O caminho...

Intento, ainda acanhada, entregar-me às letras, sílabas, palavras, frases e o que se pode obter dessa junção. Coisa linda a mistura das palavras.


Sempre fui encantada pela nossa Língua e tive a oportunidade de ter como mentora, na antiga quinta série, a professora de LP Maria Alice.

Seu saber e envolver a todos nós, seus alunos, fez-me, literalmente, apaixonar-me por uma mulher aos onze anos de idade

Paixão platônica, pueril, inocente e verdadeira. Nascida da admiração do saber e ir além fazendo os outros também participarem desse conhecimento espetacular, quanto se trata de se entregar à Língua Portuguesa.

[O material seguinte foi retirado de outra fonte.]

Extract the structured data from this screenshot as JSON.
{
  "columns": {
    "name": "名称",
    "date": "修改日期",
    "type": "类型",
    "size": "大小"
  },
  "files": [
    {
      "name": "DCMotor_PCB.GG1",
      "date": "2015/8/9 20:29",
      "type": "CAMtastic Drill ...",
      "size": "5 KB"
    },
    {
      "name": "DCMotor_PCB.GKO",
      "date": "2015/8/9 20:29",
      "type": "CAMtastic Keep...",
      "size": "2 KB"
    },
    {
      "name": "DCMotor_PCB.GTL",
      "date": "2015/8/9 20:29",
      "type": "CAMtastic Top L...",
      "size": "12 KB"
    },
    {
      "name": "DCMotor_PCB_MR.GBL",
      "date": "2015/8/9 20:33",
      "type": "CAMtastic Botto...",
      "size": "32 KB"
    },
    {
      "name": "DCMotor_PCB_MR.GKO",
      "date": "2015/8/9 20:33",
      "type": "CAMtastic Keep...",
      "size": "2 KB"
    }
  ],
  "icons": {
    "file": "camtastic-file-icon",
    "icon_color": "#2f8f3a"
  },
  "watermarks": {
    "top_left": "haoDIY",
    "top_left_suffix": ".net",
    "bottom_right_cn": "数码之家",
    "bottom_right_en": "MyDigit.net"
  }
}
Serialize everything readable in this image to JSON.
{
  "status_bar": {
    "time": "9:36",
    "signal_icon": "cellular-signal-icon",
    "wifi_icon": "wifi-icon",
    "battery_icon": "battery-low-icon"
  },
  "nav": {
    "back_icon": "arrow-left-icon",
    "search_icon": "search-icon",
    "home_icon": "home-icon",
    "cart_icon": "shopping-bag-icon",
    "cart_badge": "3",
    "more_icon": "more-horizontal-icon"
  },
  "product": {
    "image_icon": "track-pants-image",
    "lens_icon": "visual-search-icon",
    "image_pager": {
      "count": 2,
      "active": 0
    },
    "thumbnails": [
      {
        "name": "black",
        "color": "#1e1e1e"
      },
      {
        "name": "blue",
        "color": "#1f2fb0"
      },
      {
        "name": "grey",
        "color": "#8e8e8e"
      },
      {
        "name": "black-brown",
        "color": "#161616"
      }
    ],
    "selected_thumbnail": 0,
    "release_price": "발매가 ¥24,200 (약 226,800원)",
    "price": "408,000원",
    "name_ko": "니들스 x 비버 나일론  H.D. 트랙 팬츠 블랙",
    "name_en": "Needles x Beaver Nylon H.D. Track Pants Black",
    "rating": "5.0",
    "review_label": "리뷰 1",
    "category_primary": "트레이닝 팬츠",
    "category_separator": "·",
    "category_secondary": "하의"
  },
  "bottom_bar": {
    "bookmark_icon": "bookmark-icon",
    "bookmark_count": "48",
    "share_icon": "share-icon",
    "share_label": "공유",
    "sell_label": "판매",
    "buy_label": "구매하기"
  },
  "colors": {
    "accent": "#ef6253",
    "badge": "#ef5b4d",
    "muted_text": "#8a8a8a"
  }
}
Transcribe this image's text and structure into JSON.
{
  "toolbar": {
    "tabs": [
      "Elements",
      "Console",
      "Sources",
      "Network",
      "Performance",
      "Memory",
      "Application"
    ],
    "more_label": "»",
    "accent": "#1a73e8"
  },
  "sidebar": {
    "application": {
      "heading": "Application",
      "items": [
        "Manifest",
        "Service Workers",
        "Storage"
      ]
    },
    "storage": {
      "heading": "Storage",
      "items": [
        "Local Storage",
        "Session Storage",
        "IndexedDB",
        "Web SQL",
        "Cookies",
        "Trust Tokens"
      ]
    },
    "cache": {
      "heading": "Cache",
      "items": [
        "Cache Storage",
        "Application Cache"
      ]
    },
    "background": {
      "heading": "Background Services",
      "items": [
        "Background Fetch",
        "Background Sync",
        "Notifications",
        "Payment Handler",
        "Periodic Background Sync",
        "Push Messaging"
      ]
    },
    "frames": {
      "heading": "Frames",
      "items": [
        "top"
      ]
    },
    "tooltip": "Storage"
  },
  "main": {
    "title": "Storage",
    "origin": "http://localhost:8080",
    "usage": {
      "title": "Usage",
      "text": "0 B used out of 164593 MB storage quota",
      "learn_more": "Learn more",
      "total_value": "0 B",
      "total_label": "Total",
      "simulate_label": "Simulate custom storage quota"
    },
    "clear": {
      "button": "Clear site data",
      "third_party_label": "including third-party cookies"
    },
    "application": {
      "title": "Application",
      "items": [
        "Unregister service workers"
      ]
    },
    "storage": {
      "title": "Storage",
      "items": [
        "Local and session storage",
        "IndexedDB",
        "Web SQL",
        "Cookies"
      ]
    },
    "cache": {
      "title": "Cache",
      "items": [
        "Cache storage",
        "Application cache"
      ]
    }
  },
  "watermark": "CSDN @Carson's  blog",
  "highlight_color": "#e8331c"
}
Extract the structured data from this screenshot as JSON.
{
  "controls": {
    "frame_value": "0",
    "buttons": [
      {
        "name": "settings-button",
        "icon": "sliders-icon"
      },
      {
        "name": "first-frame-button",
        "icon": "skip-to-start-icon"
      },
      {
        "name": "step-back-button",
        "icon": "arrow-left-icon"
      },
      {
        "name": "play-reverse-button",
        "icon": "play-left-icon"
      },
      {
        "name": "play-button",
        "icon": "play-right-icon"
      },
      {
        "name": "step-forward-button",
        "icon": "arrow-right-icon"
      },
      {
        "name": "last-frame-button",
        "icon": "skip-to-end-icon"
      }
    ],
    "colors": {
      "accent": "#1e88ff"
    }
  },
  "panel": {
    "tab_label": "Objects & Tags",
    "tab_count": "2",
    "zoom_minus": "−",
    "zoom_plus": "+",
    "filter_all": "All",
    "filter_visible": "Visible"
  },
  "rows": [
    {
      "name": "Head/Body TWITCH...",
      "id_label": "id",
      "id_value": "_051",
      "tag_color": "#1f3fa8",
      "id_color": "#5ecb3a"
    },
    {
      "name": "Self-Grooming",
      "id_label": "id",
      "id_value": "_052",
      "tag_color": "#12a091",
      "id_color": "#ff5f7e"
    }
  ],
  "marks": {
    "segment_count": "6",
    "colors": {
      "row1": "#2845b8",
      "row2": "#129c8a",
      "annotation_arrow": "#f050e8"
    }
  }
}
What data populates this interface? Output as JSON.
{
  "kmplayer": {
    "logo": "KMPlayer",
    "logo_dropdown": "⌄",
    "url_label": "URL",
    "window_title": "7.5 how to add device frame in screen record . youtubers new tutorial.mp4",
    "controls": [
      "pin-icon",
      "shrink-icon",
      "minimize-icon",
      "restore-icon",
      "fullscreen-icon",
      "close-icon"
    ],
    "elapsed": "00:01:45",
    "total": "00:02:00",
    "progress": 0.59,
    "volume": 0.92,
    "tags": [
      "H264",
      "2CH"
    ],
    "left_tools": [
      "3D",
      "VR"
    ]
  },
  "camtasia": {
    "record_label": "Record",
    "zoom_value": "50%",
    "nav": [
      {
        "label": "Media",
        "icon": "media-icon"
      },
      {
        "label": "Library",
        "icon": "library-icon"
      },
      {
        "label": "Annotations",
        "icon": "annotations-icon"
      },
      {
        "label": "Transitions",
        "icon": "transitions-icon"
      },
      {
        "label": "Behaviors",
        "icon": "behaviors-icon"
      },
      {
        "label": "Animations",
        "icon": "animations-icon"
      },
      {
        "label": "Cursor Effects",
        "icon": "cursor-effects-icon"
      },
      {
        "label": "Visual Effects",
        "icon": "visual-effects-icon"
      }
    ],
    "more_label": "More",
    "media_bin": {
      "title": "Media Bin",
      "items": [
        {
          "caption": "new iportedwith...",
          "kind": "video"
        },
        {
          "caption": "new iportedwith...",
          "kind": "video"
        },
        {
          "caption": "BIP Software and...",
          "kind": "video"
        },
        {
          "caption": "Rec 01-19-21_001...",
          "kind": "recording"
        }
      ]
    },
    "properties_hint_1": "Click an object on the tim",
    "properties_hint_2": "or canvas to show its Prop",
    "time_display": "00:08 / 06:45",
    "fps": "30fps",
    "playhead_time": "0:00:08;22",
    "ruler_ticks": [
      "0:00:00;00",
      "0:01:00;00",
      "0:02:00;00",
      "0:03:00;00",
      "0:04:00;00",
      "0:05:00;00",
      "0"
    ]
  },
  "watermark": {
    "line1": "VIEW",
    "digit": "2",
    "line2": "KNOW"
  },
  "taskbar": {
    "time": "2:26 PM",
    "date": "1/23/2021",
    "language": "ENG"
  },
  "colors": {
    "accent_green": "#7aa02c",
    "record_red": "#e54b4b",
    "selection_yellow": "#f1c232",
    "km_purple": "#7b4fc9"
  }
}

Vivo pelos cantos, tanto internos quanto externos, de caderneta em punho e caneta entre os dedos. Do nada, vejo uma imagem ou ouço uma palavra perdida num bar e dali parto para uma história vinculada à alguma vivência minha, da infância difícil até a executiva promissora, e me abro para o mundo das letras.

Meus dedos percorrem rapidamente a caderneta anotando o que me for possível trazer à tona, num momento posterior, de pura entrega, dedicar-me a misturar palavras, ritmos, sentidos, além, de uma boa dose de singularidade.

É assim que construo sem pressa meus poemas, versos, sonetos, também minhas crônicas, prosas e contos.

Foi a poesia que me salvou de me destruir na minha mais pura e insólita melancolia.

Foi a poesia que me salvou de mim mesma, impediu que eu ultrapassasse a linha da imaginação e fosse para algum lugar nunca antes visitado.

É a poesia, o verso, a magnitude da construção literária que me mostram quem realmente sou.

Oras posso valer até um milhão, mas sei tão bem que não valho sequer um tostão.

Humana sou.

segunda-feira, 30 de junho de 2008

"Embriaguem-se" by Baudelaire

É preciso estar sempre embriagado. Aí está: eis a única questão. Para não sentirem o fardo horrível do Tempo que verga e inclina para a terra, é preciso que se embriaguem sem descanso.

Com quê? Com vinho, poesia ou virtude, a escolher. Mas embriaguem-se.

E se, porventura, nos degraus de um palácio, sobre a relva verde de um fosso, na solidão morna do quarto, a embriaguez diminuir ou desaparecer quando você acordar, pergunte ao vento, à vaga, à estrela, ao pássaro, ao relógio, a tudo que flui, a tudo que geme, a tudo que gira, a tudo que canta, a tudo que fala, pergunte que horas são; e o vento, a vaga, a estrela, o pássaro, o relógio responderão:

"É hora de embriagar-se! Para não serem os escravos martirizados do Tempo, embriaguem-se; embriaguem-se sem descanso". Com vinho, poesia ou virtude, a escolher.

quinta-feira, 26 de junho de 2008










"...O melancólico é um 'habitante do imaginário'.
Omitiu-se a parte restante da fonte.